Abstract

We present a benchmark for assessing the capability of large language models (LLMs) to discern intercardinal directions between geographic locations and apply it to three prominent LLMs: GPT-3.5, GPT-4, and Llama-2. This benchmark specifically evaluates whether LLMs exhibit a hierarchical spatial bias similar to humans, where judgments about individual locations’ spatial relationships are influenced by the perceived relationships of the larger groups that contain them. To investigate this, we formulated fourteen questions focusing on well-known U.S. cities.
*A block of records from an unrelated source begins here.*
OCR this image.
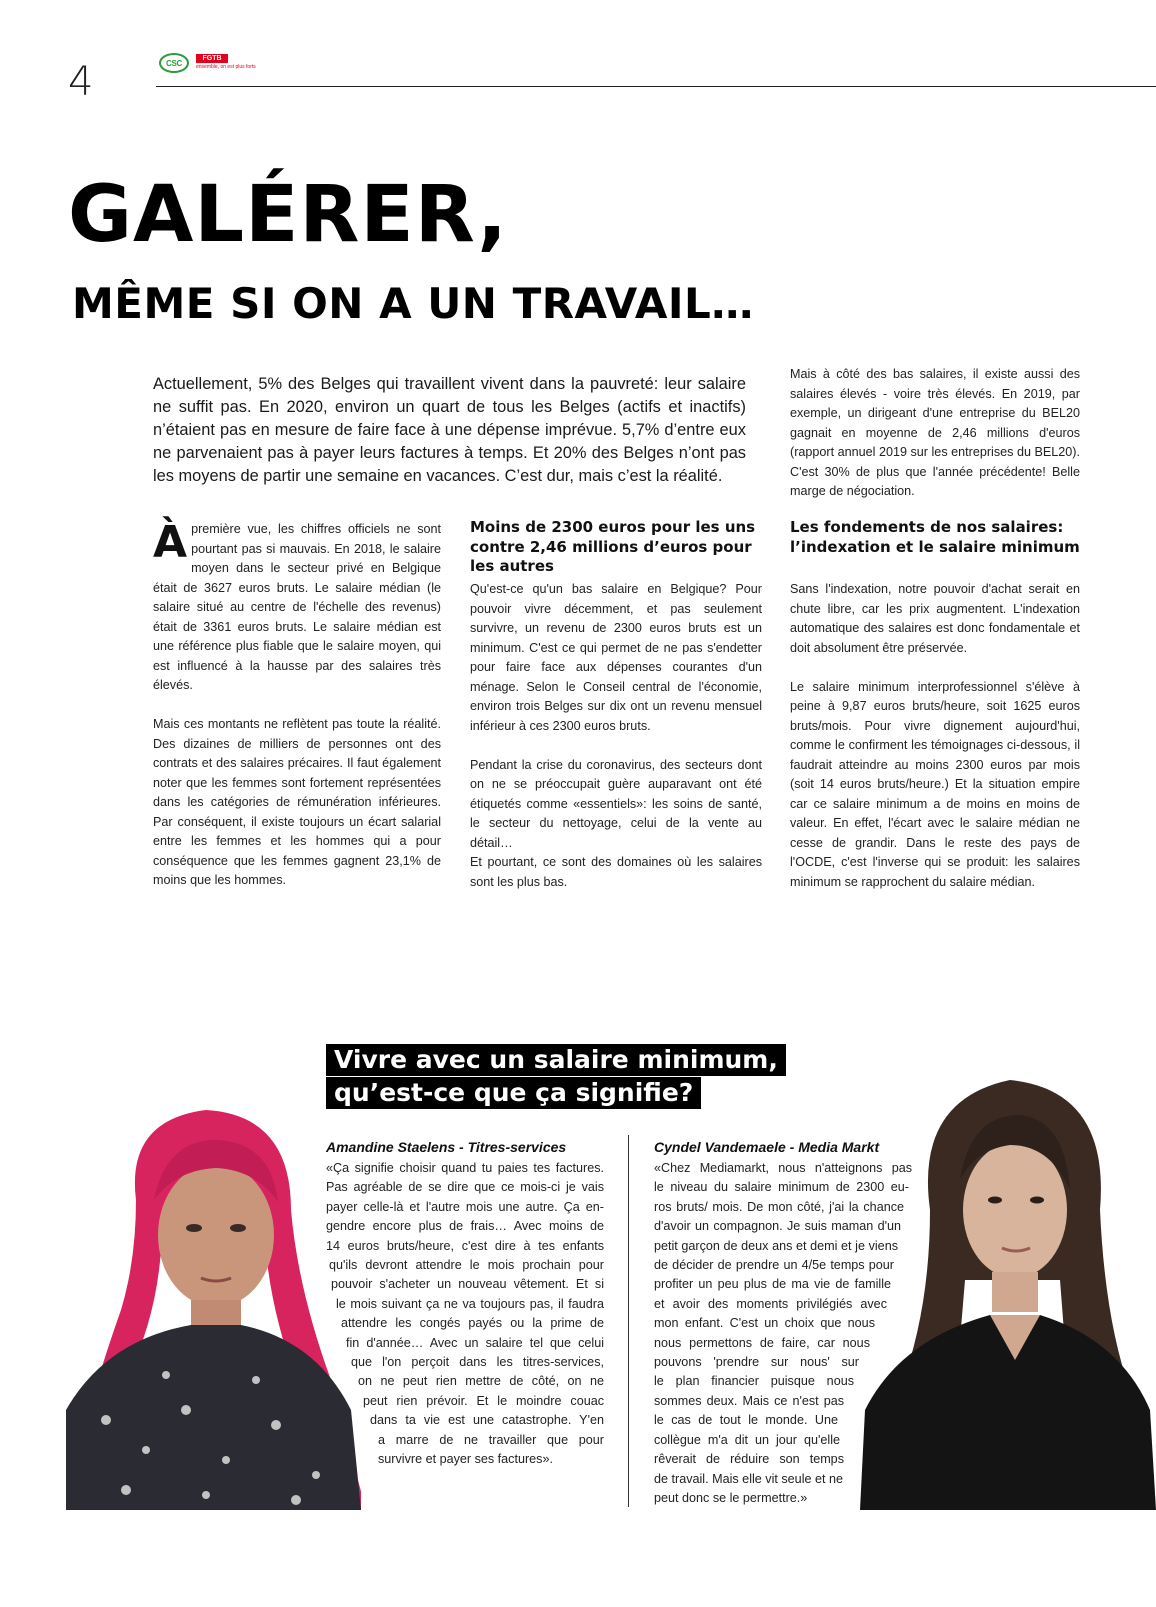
4	CSC	FGTB
ensemble, on est plus forts
GALÉRER,
MÊME SI ON A UN TRAVAIL…

Actuellement, 5% des Belges qui travaillent vivent dans la pauvreté: leur salaire ne suffit pas. En 2020, environ un quart de tous les Belges (actifs et inactifs) n’étaient pas en mesure de faire face à une dépense imprévue. 5,7% d’entre eux ne parvenaient pas à payer leurs factures à temps. Et 20% des Belges n’ont pas les moyens de partir une semaine en vacances. C’est dur, mais c’est la réalité.

Mais à côté des bas salaires, il existe aussi des salaires élevés - voire très élevés. En 2019, par exemple, un dirigeant d'une entreprise du BEL20 gagnait en moyenne de 2,46 millions d'euros (rapport annuel 2019 sur les entreprises du BEL20). C'est 30% de plus que l'année précédente! Belle marge de négociation.

À première vue, les chiffres officiels ne sont pourtant pas si mauvais. En 2018, le salaire moyen dans le secteur privé en Belgique était de 3627 euros bruts. Le salaire médian (le salaire situé au centre de l'échelle des revenus) était de 3361 euros bruts. Le salaire médian est une référence plus fiable que le salaire moyen, qui est influencé à la hausse par des salaires très élevés.

Mais ces montants ne reflètent pas toute la réalité. Des dizaines de milliers de personnes ont des contrats et des salaires précaires. Il faut également noter que les femmes sont fortement représentées dans les catégories de rémunération inférieures. Par conséquent, il existe toujours un écart salarial entre les femmes et les hommes qui a pour conséquence que les femmes gagnent 23,1% de moins que les hommes.

Moins de 2300 euros pour les uns contre 2,46 millions d’euros pour les autres

Qu'est-ce qu'un bas salaire en Belgique? Pour pouvoir vivre décemment, et pas seulement survivre, un revenu de 2300 euros bruts est un minimum. C'est ce qui permet de ne pas s'endetter pour faire face aux dépenses courantes d'un ménage. Selon le Conseil central de l'économie, environ trois Belges sur dix ont un revenu mensuel inférieur à ces 2300 euros bruts.

Pendant la crise du coronavirus, des secteurs dont on ne se préoccupait guère auparavant ont été étiquetés comme «essentiels»: les soins de santé, le secteur du nettoyage, celui de la vente au détail…

Et pourtant, ce sont des domaines où les salaires sont les plus bas.

Les fondements de nos salaires: l’indexation et le salaire minimum

Sans l'indexation, notre pouvoir d'achat serait en chute libre, car les prix augmentent. L'indexation automatique des salaires est donc fondamentale et doit absolument être préservée.

Le salaire minimum interprofessionnel s'élève à peine à 9,87 euros bruts/heure, soit 1625 euros bruts/mois. Pour vivre dignement aujourd'hui, comme le confirment les témoignages ci-dessous, il faudrait atteindre au moins 2300 euros par mois (soit 14 euros bruts/heure.) Et la situation empire car ce salaire minimum a de moins en moins de valeur. En effet, l'écart avec le salaire médian ne cesse de grandir. Dans le reste des pays de l'OCDE, c'est l'inverse qui se produit: les salaires minimum se rapprochent du salaire médian.

Vivre avec un salaire minimum,
qu’est-ce que ça signifie?
Amandine Staelens - Titres-services
«Ça signifie choisir quand tu paies tes factures.
Pas agréable de se dire que ce mois-ci je vais
payer celle-là et l'autre mois une autre. Ça en-
gendre encore plus de frais… Avec moins de
14 euros bruts/heure, c'est dire à tes enfants
qu'ils devront attendre le mois prochain pour
pouvoir s'acheter un nouveau vêtement. Et si
le mois suivant ça ne va toujours pas, il faudra
attendre les congés payés ou la prime de
fin d'année… Avec un salaire tel que celui
que l'on perçoit dans les titres-services,
on ne peut rien mettre de côté, on ne
peut rien prévoir. Et le moindre couac
dans ta vie est une catastrophe. Y'en
a marre de ne travailler que pour
survivre et payer ses factures».
Cyndel Vandemaele - Media Markt
«Chez Mediamarkt, nous n'atteignons pas
le niveau du salaire minimum de 2300 eu-
ros bruts/ mois. De mon côté, j'ai la chance
d'avoir un compagnon. Je suis maman d'un
petit garçon de deux ans et demi et je viens
de décider de prendre un 4/5e temps pour
profiter un peu plus de ma vie de famille
et avoir des moments privilégiés avec
mon enfant. C'est un choix que nous
nous permettons de faire, car nous
pouvons 'prendre sur nous' sur
le plan financier puisque nous
sommes deux. Mais ce n'est pas
le cas de tout le monde. Une
collègue m'a dit un jour qu'elle
rêverait de réduire son temps
de travail. Mais elle vit seule et ne
peut donc se le permettre.»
Seven questions were designed to challenge the LLMs with scenarios potentially influenced by the orientation of larger geographical units, such as states or countries, whereas the remaining seven targeted locations were less susceptible to such hierarchical categorization. Among the tested models, GPT-4 exhibited superior performance with 55 percent accuracy, followed by GPT-3.5 at 47 percent and Llama-2 at 45 percent. The models showed significantly reduced accuracy on tasks with suspected hierarchical bias. For example, GPT-4’s accuracy dropped to 33 percent on these tasks, compared to 86 percent on others. The models identified the nearest cardinal direction in most cases, however, reflecting their associative learning mechanism, thereby embodying human-like misconceptions. We discuss avenues for improving the spatial reasoning capabilities of LLMs.